Bizi, takip edip listeleyen ve kurumda sivil savunma amiri olarak çalışan bir kişi vardı. 1. Ordu Komutanlığıyla sürekli irtibatı olan bu şahıs her nasılsa 35 sene görevde kaldı. En nihayet 15 Temmuz 2016 gecesi 1.Ordu’dan gelen darbecilere anahtarla kapıları açıp, sistem odasını işgal ettirdiği görüntüler basında yer aldı. Müebbet hapse mahkûm edildi. Oğlu da İBB’de lojistik merkez sorumlusu. Darbeden birkaç gün önce kumanya hazırlığına başlamış ve darbe gecesi sahaya inmişti. Ne tevafuk ki dün Resmî Gazeteyi okurken gördüm, Cumhurbaşkanlığı Kararnamesi’yle kalan cezası affedilmiş.

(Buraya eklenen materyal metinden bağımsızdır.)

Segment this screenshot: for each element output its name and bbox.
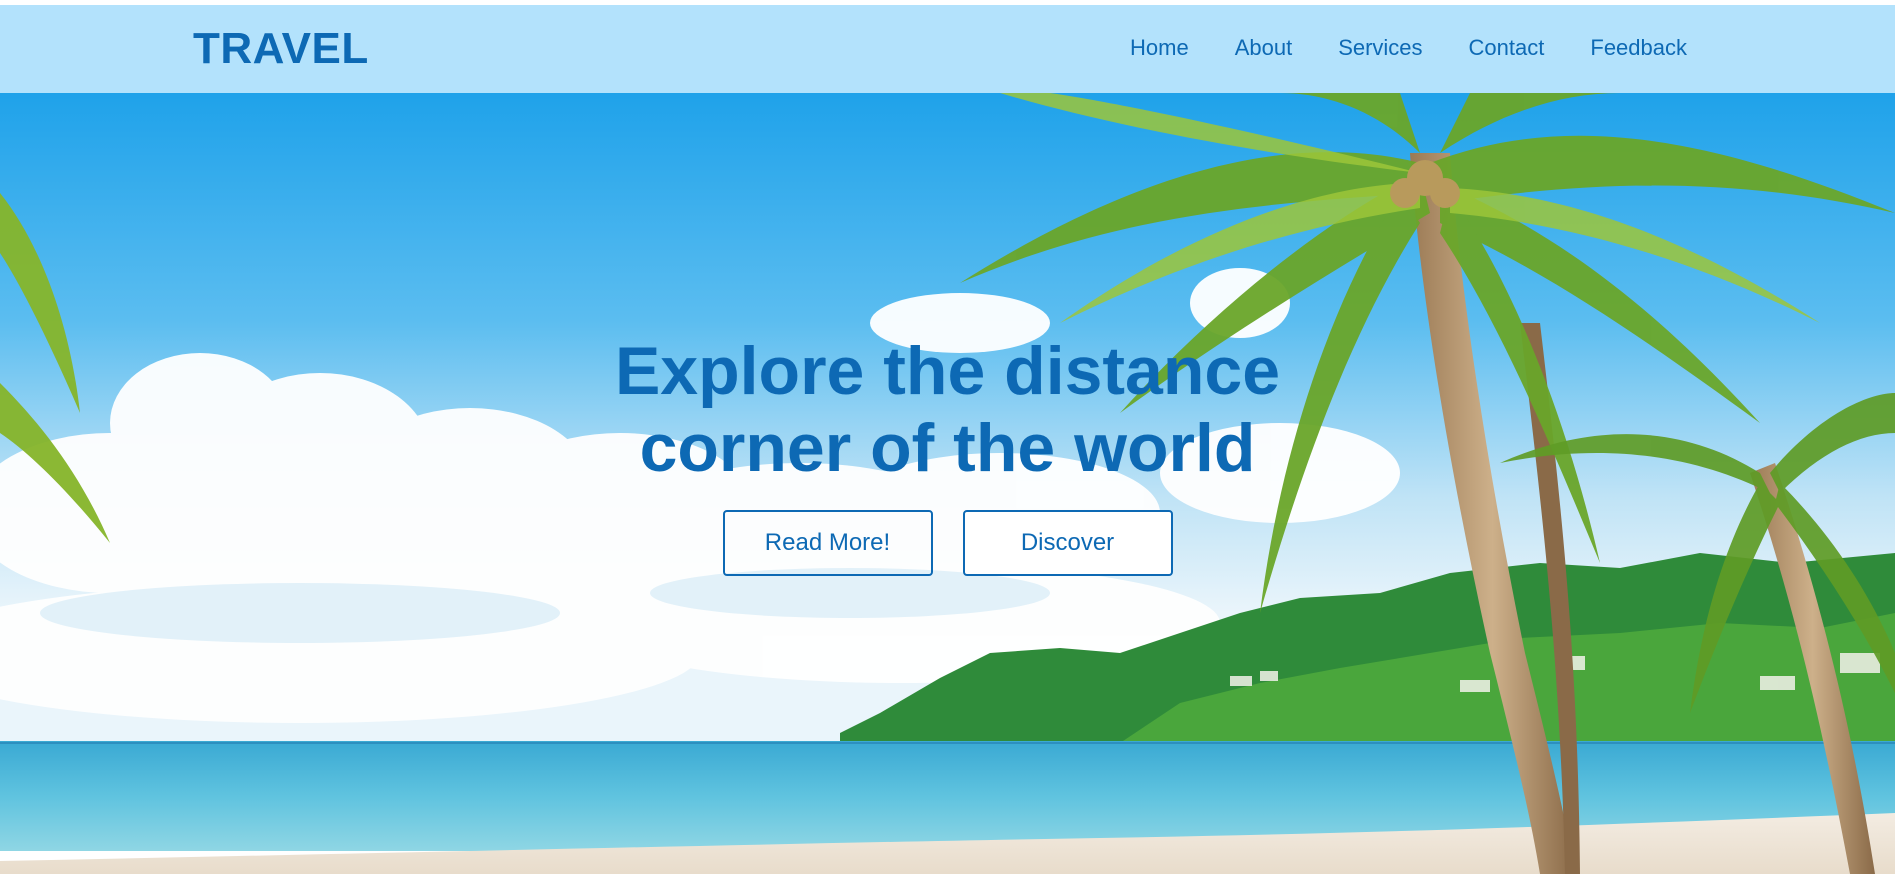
nav-links: Home About Services Contact Feedback bbox=[1084, 35, 1687, 61]
hero-title: Explore the distance corner of the world bbox=[498, 333, 1398, 487]
hero-title-line-2: corner of the world bbox=[639, 410, 1256, 486]
discover-button[interactable]: Discover bbox=[962, 510, 1173, 576]
nav-services[interactable]: Services bbox=[1338, 35, 1422, 61]
nav-about[interactable]: About bbox=[1235, 35, 1293, 61]
page: TRAVEL Home About Services Contact Feedb… bbox=[0, 0, 1895, 874]
nav-contact[interactable]: Contact bbox=[1469, 35, 1545, 61]
hero-section: Explore the distance corner of the world… bbox=[0, 93, 1895, 874]
read-more-button[interactable]: Read More! bbox=[722, 510, 933, 576]
hero-title-line-1: Explore the distance bbox=[614, 333, 1281, 409]
navbar: TRAVEL Home About Services Contact Feedb… bbox=[0, 5, 1895, 93]
hero-buttons: Read More! Discover bbox=[0, 510, 1895, 576]
hero-content: Explore the distance corner of the world… bbox=[0, 333, 1895, 576]
nav-home[interactable]: Home bbox=[1130, 35, 1189, 61]
nav-feedback[interactable]: Feedback bbox=[1590, 35, 1687, 61]
brand-logo[interactable]: TRAVEL bbox=[193, 24, 369, 74]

Az önce dediğim gibi neredeyse 28 Şubat döneminde görmediğim bir bürokratik muamele ve tahammülsüzlükle karşılaştım. Bizi 98-99 yıllarında fişleyenler iftira mahiyetinde şeyler yazmamışlardı. Doğrusunu söylemek gerekirse mürteci ve muhaliftik, yalan yok. Ama son dönem bizi fişleyenler, gördüğümüz kurumsal yanlışları söylüyor olmamızı mesele edip, siyasi ve idari muhalif olduğumuzdan tutun, Saadet Partisinden adaylık başvurusu yaptı diye bakanlarımıza, yardımcısı başsavcılarımıza ihbar ve iftira edecek kadar işi ayağa düşürdüler. Merhum babamın Mekke dönemindeki birtakım müşriklerin dürüst ve yiğitçe davranışlarını takdirle yâd ettiğini hatırlarım. Haklıymış. Çalıştığımız yerde yaptığımız işler veballi konular. Eskiler hatırlatır. Kurumda heyet başkanı olarak görev yapan merhum Prof. Ayhan Songar Hoca her toplantı bitip, dosyalar hakkında kararlar verilince, müzakereleri “Allah taksiratımızı affetsin” diyerek kapatırmış. Böyle hassasiyetler kalmadı yahut yadırganır oldu maalesef. Böyle insanlar da istenmez hâle geldi bürokraside. İtaat edip rahat etmenin, sadakat ve sorgusuz icraatın esas olduğu döneme girildi.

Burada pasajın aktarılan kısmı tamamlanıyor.